571 Les peintres et les musiciens Dont à Venise on fait parade, Pour occulter les patriciens Qui nous refilent leur salade.
Les beaux choreutes de l'Hellade Dansant au son des bouzoukis Pour soulager mon cœur malade Des lourds concerts des Suzukis.
572 Lorsque j'aurai enfin acquis Ton art de dire qui désarme, Les gens de ce pays conquis Tireront le signal d'alarme.
Qu'on soit sans crainte, je n'ai d'arme Pour déclencher les grands combats Que la remise au jour d'un charme Emprisonné dans les noubas. 573 Quel garde a vu un branle-bas Prometteur de plus gros tonnerre Qu'un trop plein de ferveur en bas De la ceinture qu'il resserre?
Il voudrait réserver la terre Aux membres de sa société ; Je suis trop faible pour sa guerre, Trop mou pour en être exploité.
574 J'ai perdu la capacité D'en être la langue menteuse, Quand ton amour m'a incité À être sa partie honteuse.
Comme la femme est trop frotteuse Et ne veut plus avoir d'amant, Je trotte comme la trotteuse D'une bombe à retardement.

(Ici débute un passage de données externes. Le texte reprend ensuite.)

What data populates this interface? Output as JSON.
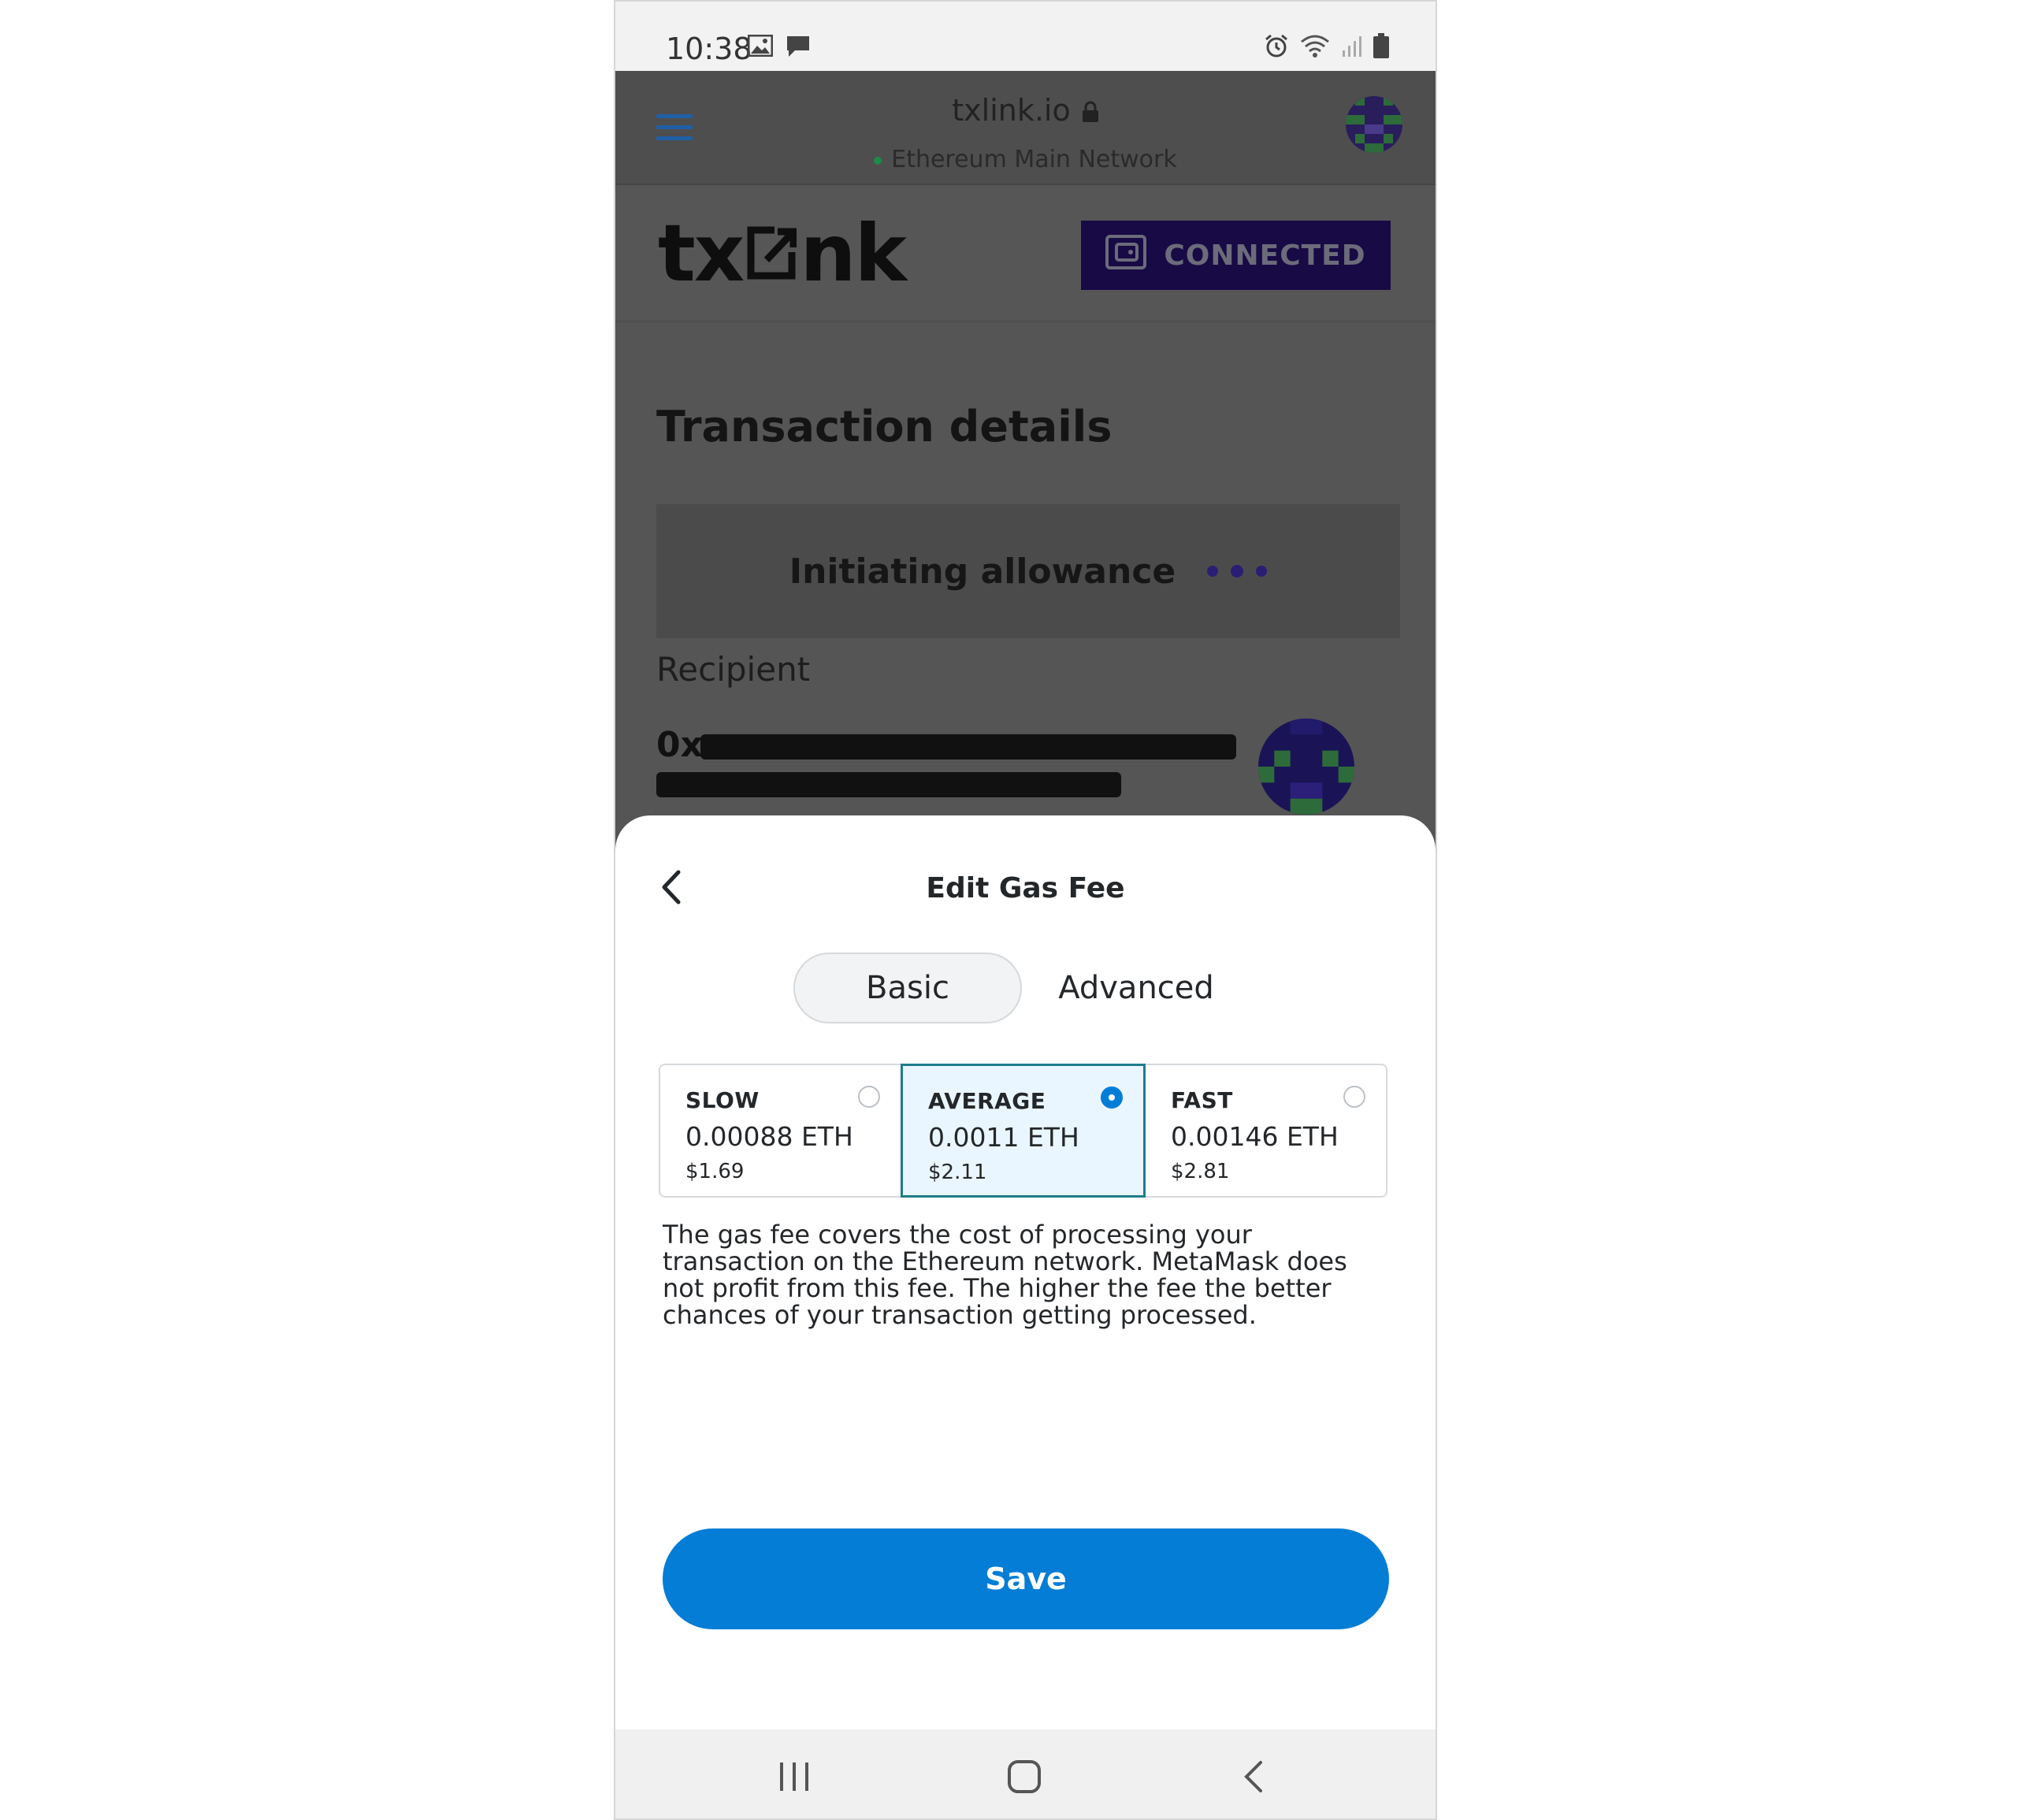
{
  "status_bar": {
    "time": "10:38",
    "left_icons": [
      "image-icon",
      "message-icon"
    ],
    "right_icons": [
      "alarm-icon",
      "wifi-icon",
      "signal-icon",
      "battery-icon"
    ]
  },
  "browser": {
    "url": "txlink.io",
    "network": "Ethereum Main Network",
    "network_dot_color": "#1e8a4a"
  },
  "site": {
    "logo_left": "tx",
    "logo_right": "nk",
    "connected_label": "CONNECTED",
    "connected_bg": "#180a45"
  },
  "transaction": {
    "title": "Transaction details",
    "status": "Initiating allowance",
    "recipient_label": "Recipient",
    "recipient_prefix": "0x"
  },
  "gas_sheet": {
    "title": "Edit Gas Fee",
    "tabs": [
      {
        "label": "Basic",
        "active": true
      },
      {
        "label": "Advanced",
        "active": false
      }
    ],
    "options": [
      {
        "name": "SLOW",
        "eth": "0.00088 ETH",
        "usd": "$1.69",
        "selected": false
      },
      {
        "name": "AVERAGE",
        "eth": "0.0011 ETH",
        "usd": "$2.11",
        "selected": true
      },
      {
        "name": "FAST",
        "eth": "0.00146 ETH",
        "usd": "$2.81",
        "selected": false
      }
    ],
    "description": "The gas fee covers the cost of processing your transaction on the Ethereum network. MetaMask does not profit from this fee. The higher the fee the better chances of your transaction getting processed.",
    "save_label": "Save",
    "accent_color": "#037dd6"
  },
  "nav_bar": {
    "icons": [
      "recent-apps-icon",
      "home-icon",
      "back-icon"
    ]
  }
}
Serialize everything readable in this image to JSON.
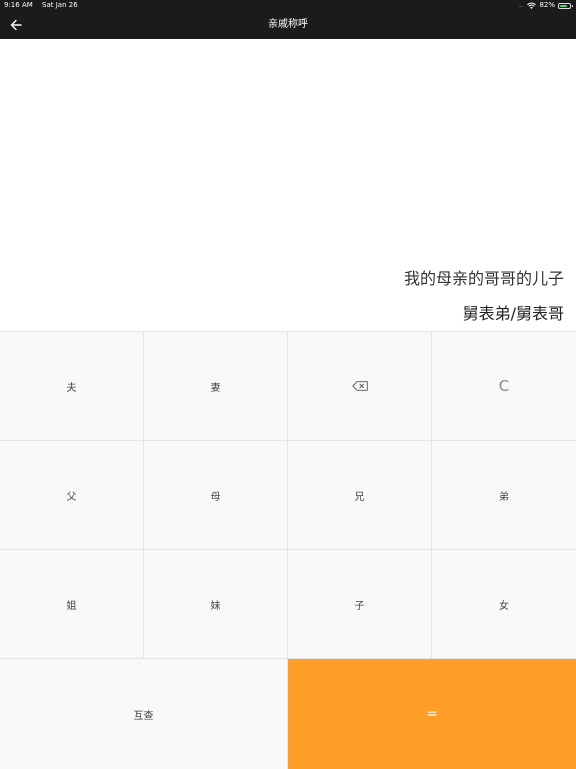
{
  "status_bar": {
    "time": "9:16 AM",
    "date": "Sat Jan 26",
    "signal": "....",
    "battery_percent": "82%",
    "battery_level": 0.82,
    "battery_color": "#4cd964"
  },
  "nav": {
    "title": "亲戚称呼",
    "back_icon": "arrow-left-icon"
  },
  "display": {
    "expression": "我的母亲的哥哥的儿子",
    "result": "舅表弟/舅表哥"
  },
  "keypad": {
    "husband": "夫",
    "wife": "妻",
    "backspace_icon": "backspace-icon",
    "clear": "C",
    "father": "父",
    "mother": "母",
    "elder_brother": "兄",
    "younger_brother": "弟",
    "elder_sister": "姐",
    "younger_sister": "妹",
    "son": "子",
    "daughter": "女",
    "mutual_check": "互查",
    "equals": "="
  },
  "colors": {
    "accent": "#ff9f29",
    "bar_background": "#1b1b1b",
    "key_background": "#f8f8f8"
  }
}
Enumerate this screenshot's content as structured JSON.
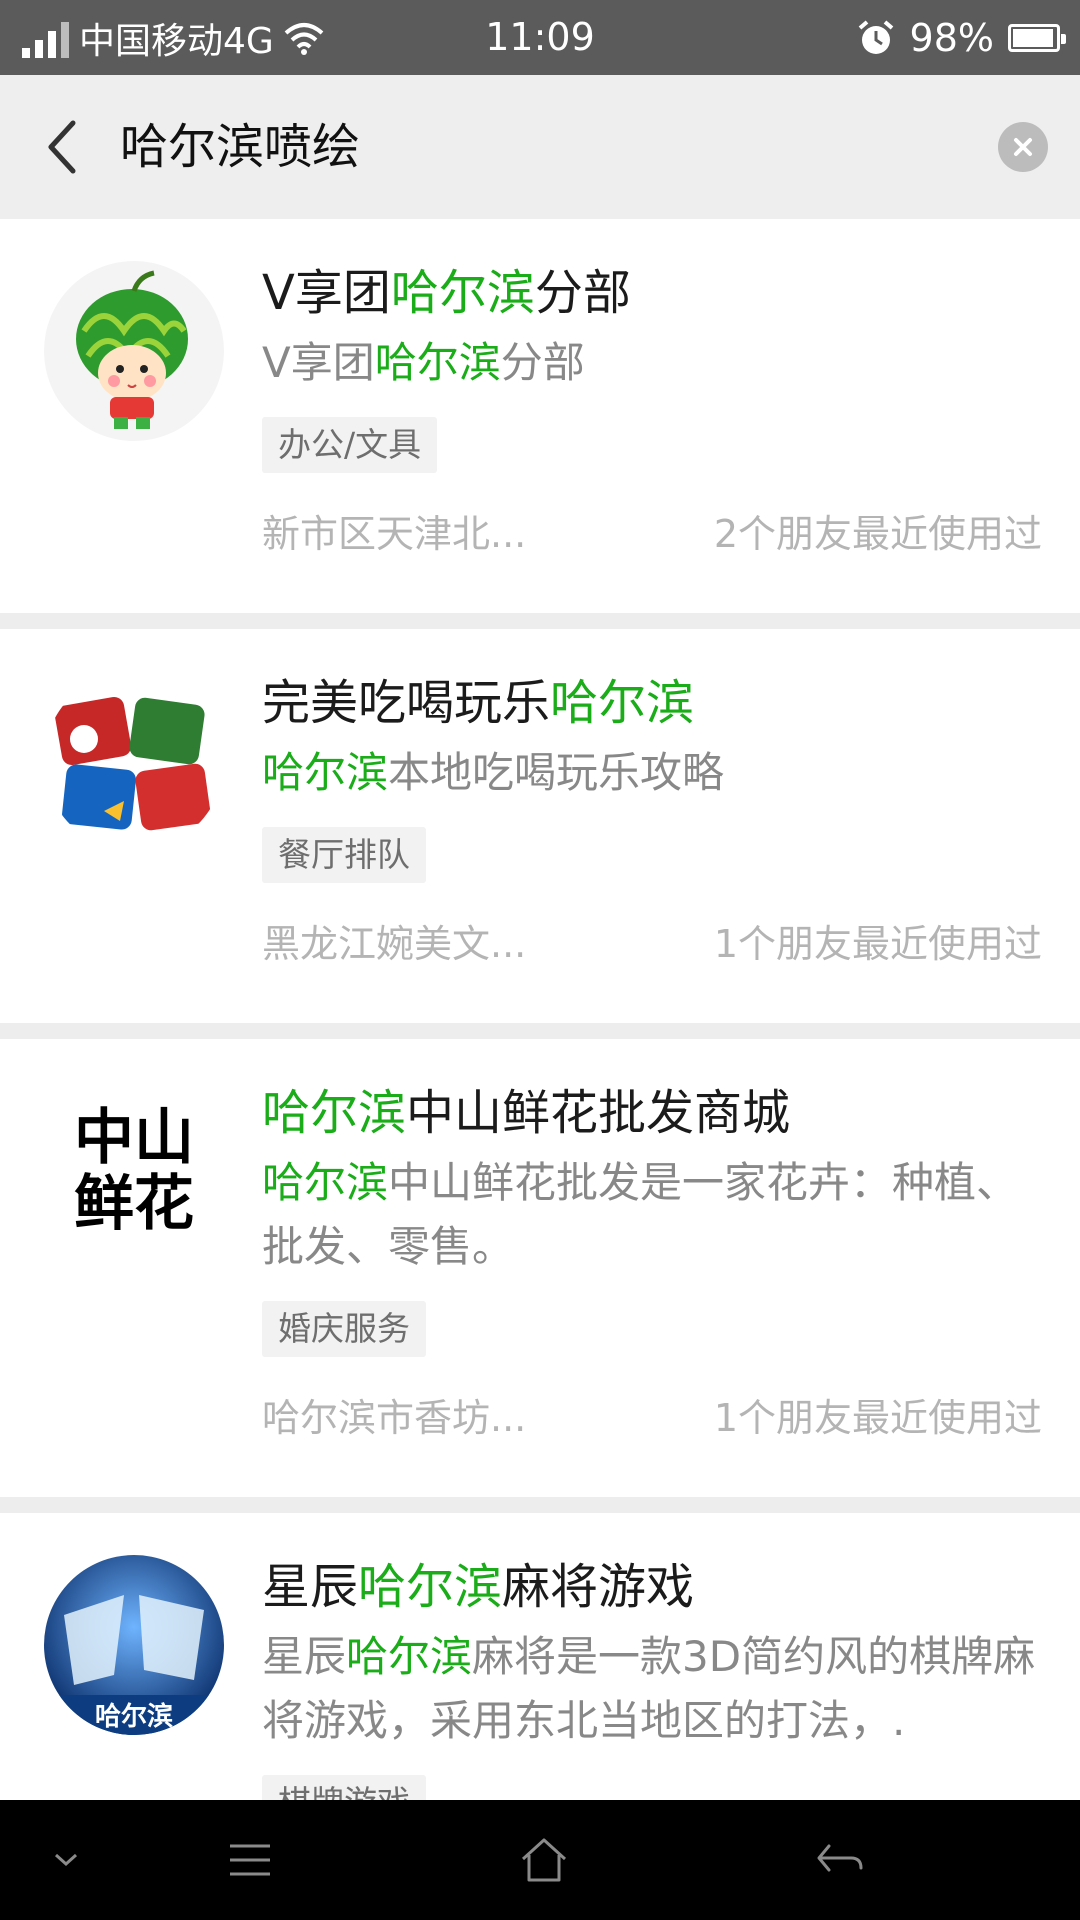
{
  "status_bar": {
    "carrier": "中国移动4G",
    "time": "11:09",
    "battery": "98%",
    "icons": [
      "signal-icon",
      "wifi-icon",
      "alarm-icon",
      "battery-icon"
    ]
  },
  "search": {
    "query": "哈尔滨喷绘"
  },
  "results": [
    {
      "title": [
        "V享团",
        "哈尔滨",
        "分部"
      ],
      "desc": [
        "V享团",
        "哈尔滨",
        "分部"
      ],
      "tag": "办公/文具",
      "location": "新市区天津北...",
      "friends": "2个朋友最近使用过"
    },
    {
      "title": [
        "完美吃喝玩乐",
        "哈尔滨",
        ""
      ],
      "desc": [
        "",
        "哈尔滨",
        "本地吃喝玩乐攻略"
      ],
      "tag": "餐厅排队",
      "location": "黑龙江婉美文...",
      "friends": "1个朋友最近使用过"
    },
    {
      "title": [
        "",
        "哈尔滨",
        "中山鲜花批发商城"
      ],
      "desc": [
        "",
        "哈尔滨",
        "中山鲜花批发是一家花卉：种植、批发、零售。"
      ],
      "tag": "婚庆服务",
      "location": "哈尔滨市香坊...",
      "friends": "1个朋友最近使用过",
      "avatar_text": [
        "中山",
        "鲜花"
      ]
    },
    {
      "title": [
        "星辰",
        "哈尔滨",
        "麻将游戏"
      ],
      "desc": [
        "星辰",
        "哈尔滨",
        "麻将是一款3D简约风的棋牌麻将游戏，采用东北当地区的打法，."
      ],
      "tag": "棋牌游戏",
      "avatar_text": "哈尔滨"
    }
  ],
  "colors": {
    "highlight": "#1aad19",
    "status_bar": "#5b5b5b",
    "header": "#eeeeee"
  }
}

575 C'est non pas un gouvernement Qu'il me faut vaincre en tant qu'artiste, Mais une secte réclamant En vain la fête de Baptiste.
Plus l’artiste a le mot gauchiste, Plus insipide est son morceau, Plus c'est la même chanson triste Qui tient la terre en son cerceau.
576 Lorsque j'aurai comme un pourceau Bien joué dans la fange du monde, Fais-moi sauter sur le Verseau Qui fait pleuvoir sa mauvaise onde.
S'il faut que ce péan réponde À ceux de la perfide Albion, C'est partout où la foi se fonde Sur le signe opposé au Lion.
577 Au temps du livre du Million, La bête entretenait Venise, Avant de prendre le galion Qui l'emmena sur la Tamise.
Ne permets donc plus que Venise, Ce port de style si bâtard Où tout ne fut que marchandise Passe pour une cité d'art.
578 On vanta sous son étendard La liberté de ses flottilles, Mais pour les lettres du mouchard Ses murs ont tous des écoutilles.
Quand dans ses bruits pour des vétilles Prennent refuge les chorus, Ce sont des plans pour des bastilles Qu'au monde entier on vend motus.
579 J'entends pleurer comme un anus Le grand canal que tu surveilles : J'y vois mourir au terminus Tant de promesses de merveilles.
Veille qu'au terme de mes veilles Je reste dans les clairs-obscurs : Nos murs aussi ont des oreilles, Et nos oreilles sont des murs.
580 Quand les premiers soleils futurs Enfin refont un grand spectacle, De tous les petits hommes durs Coulent les baves en débâcle.
Contre le chant de cet oracle Chanté au son des bouzoukis, S'uniront comme par miracle Tous les chauffeurs de Suzukis.